Ala gripped Omar Yussef’s arms harder. “What? Dad, be serious. What’s happening?”

Omar Yussef gestured toward his son’s bedroom and lowered his head. The young man stepped into his room.

“May Allah have mercy upon him,” Ala mumbled. “It’s Nizar.”

“My son, I thought it might be you.” Omar Yussef shuddered as he came to the doorway.

“That shirt.” Ala’s voice, edged with tears, broke. “Those shoes, he was very proud of them. He called them his ‘Armani boots.’ They’re expensive. It’s Nizar.” He took Omar Yussef’s hand, still pink and warm from the scrubbing, squeezed it with tremulous fingers, then turned back to his dead friend with glassy eyes.

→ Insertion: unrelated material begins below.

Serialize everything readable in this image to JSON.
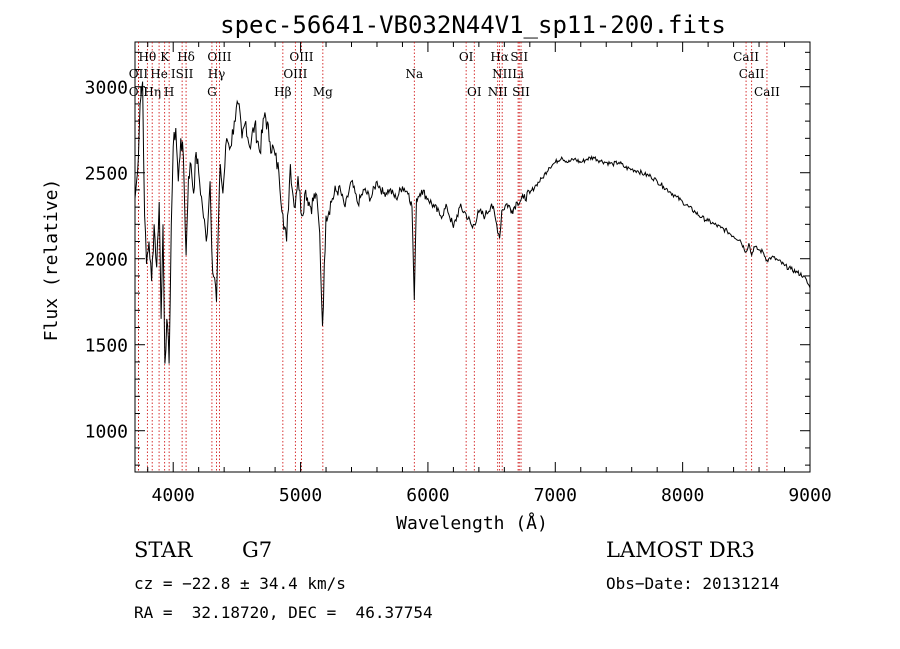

Omar Yussef let himself fall to the sofa and tried to find a way to sit that would hide the blood on his trousers. He covered his lap with a cushion. It was embroidered red on black with the geometric tribal pattern customary in Bethlehem. He ran his forefinger over the thick stitching and wondered if Maryam had made it for her son. He closed his eyes and tried to visualize his wife, but Nizar’s face came to him instead. My old pupil, he thought. My dear boy.

Ala came out of the bedroom. The tears and the trembling were gone. His face was stern. Omar Yussef thought he detected pity and hate in his son’s narrowed, hazel eyes.

“The son of a whore,” the boy said. “Rashid. He finally did it. He killed Nizar.”

“No, he was his best friend.”

Ala shoved the front door hard. While its slam still echoed, he shouted, “Things have changed since we were all together at the Freres School, Dad.”

“Even so, murder? What could’ve driven Rashid to something like that?”